Der Toro begann mit dem Tieropfer, um die Götter zu versöhnen. Alle aus der Siedlung standen nun auf und verneigten sich nach Südosten, während Toro das Blut aus dem Opfertier laufen ließ und in einem Bronzegefäß auffing.
Dabei verfiel er in einen monotonen Singsang, in den alle einstimmten. Das Tier wurde zerteilt und dann im Feuer verbrannt, dessen heller Rauch zum Himmel aufstieg.
»Ein sehr gutes Zeichen«, flüsterte Raja ihrer Freundin glücklich zu. »Die Götter nehmen das Opfer an. Wenn der Rauch schwarz ist oder zu Boden sinkt, dann bedeutet das, dass die Götter immer noch zornig sind und dem Dorf weiteres Unglück droht.«
Toro schien ebenfalls erleichtert zu sein, denn die Sorgenfalten verschwanden aus seinem Gesicht und er dankte den Göttern für ihre Gnade, goss das Blut der Ziege ins Feuer und beschwor Glück für das Dorf herauf.
»Die Ausgewählten der Hütte von Pito tragen ihn jetzt in die Grabhöhlen«, erklärte Raja leise, als vier Männer aufstanden und die zwei Holzstangen packten, zwischen denen auf einem Ledertuch der Körper des toten Jungen lag. »Sie legen ihm Gaben bei, die ihm auf der Fahrt zu den Göttern helfen sollen.«
Toro schritt voraus, ein großes Bronzegefäß mit Kalk tragend, das in den Grabhöhlen über den Toten geleert wurde.
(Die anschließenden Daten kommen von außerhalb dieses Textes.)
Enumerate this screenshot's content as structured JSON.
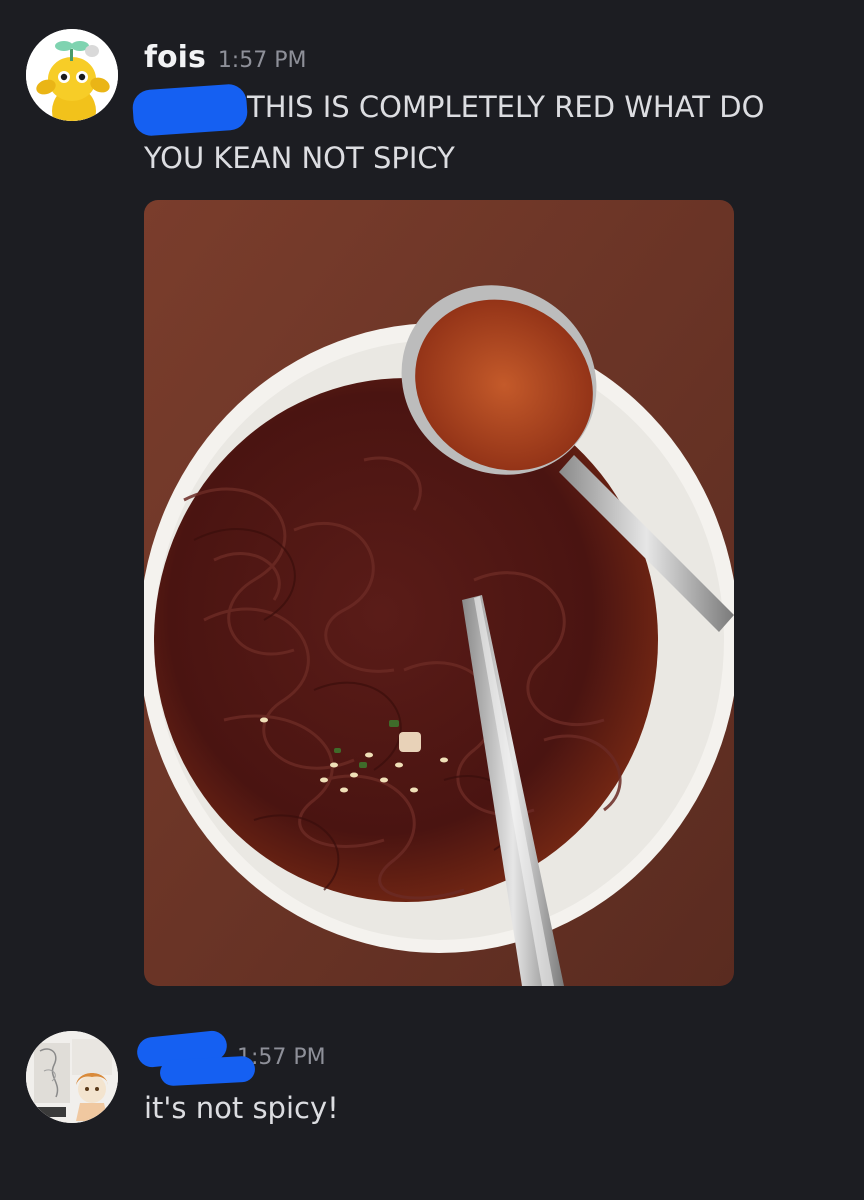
{
  "messages": [
    {
      "username": "fois",
      "timestamp": "1:57 PM",
      "text_line1": "THIS IS COMPLETELY RED WHAT DO",
      "text_line2": "YOU KEAN NOT SPICY",
      "avatar": "yellow-creature-avatar",
      "attachment": "photo of noodles in red broth with spoon and chopsticks"
    },
    {
      "username": "",
      "timestamp": "1:57 PM",
      "text": "it's not spicy!",
      "avatar": "sketch-art-avatar"
    }
  ],
  "colors": {
    "background": "#1c1d22",
    "redaction": "#1560f2",
    "username": "#f2f3f5",
    "timestamp": "#8e9099",
    "text": "#dcdde1"
  }
}
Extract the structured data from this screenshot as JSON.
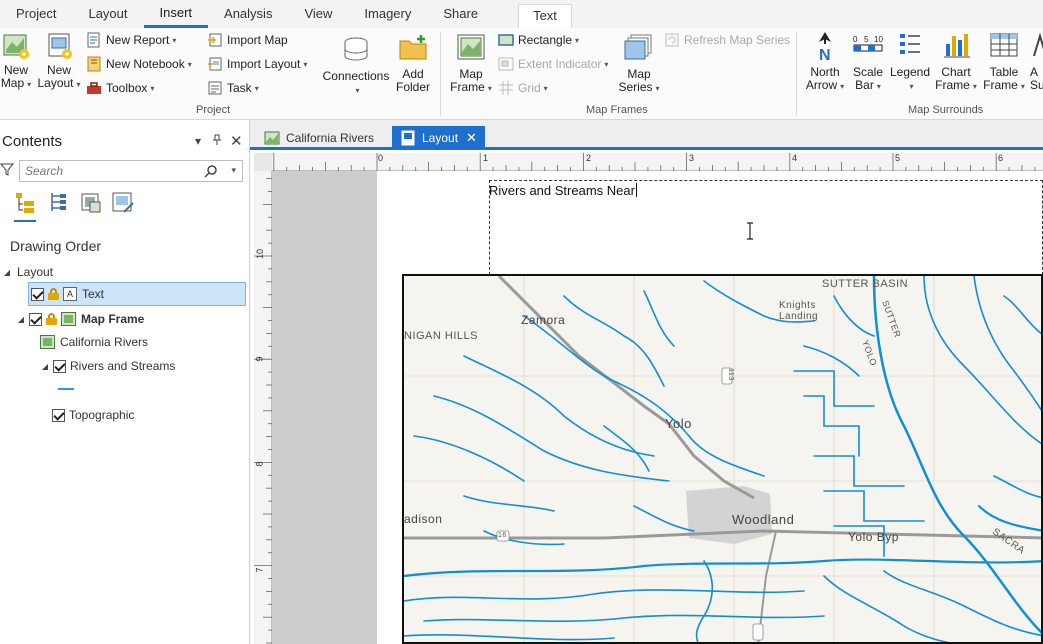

»Der aufsteigende Rauch aus heiligen Kräutern erleichtert dem Toten den Weg mit dem Sonnenschiff ans andere Ufer des Todes«, flüsterte Raja der Freundin weiter zu, die blass und sichtbar mitgenommen neben ihr saß.
Raja war froh, dass Toro sie diesmal nicht in die Zeremonie eingebunden hatte. So konnte sie sich um Nunu kümmern. Sie gab der Freundin einen Schluck Rosmarinwasser, das sie vorsorglich in ihren Wasserschlauch abgefüllt hatte und begleitete sie in ihre Hütte. »Halte dich heute nur hier auf. Du brauchst Erholung. Ich muss jetzt gehen und das Ritual durchführen, das Toro mir aufgetragen hat.«
Er hatte ihr befohlen, ein Reinigungsritual zu vollziehen, während der Junge in die Grabhöhlen begleitet wurde, die am südöstlichen Rand der Steilklippen lagen und auch in diese Himmelsrichtung eingestellt waren. Sie durfte nicht länger bei Nunu verweilen, ohne die Götter zu verärgern.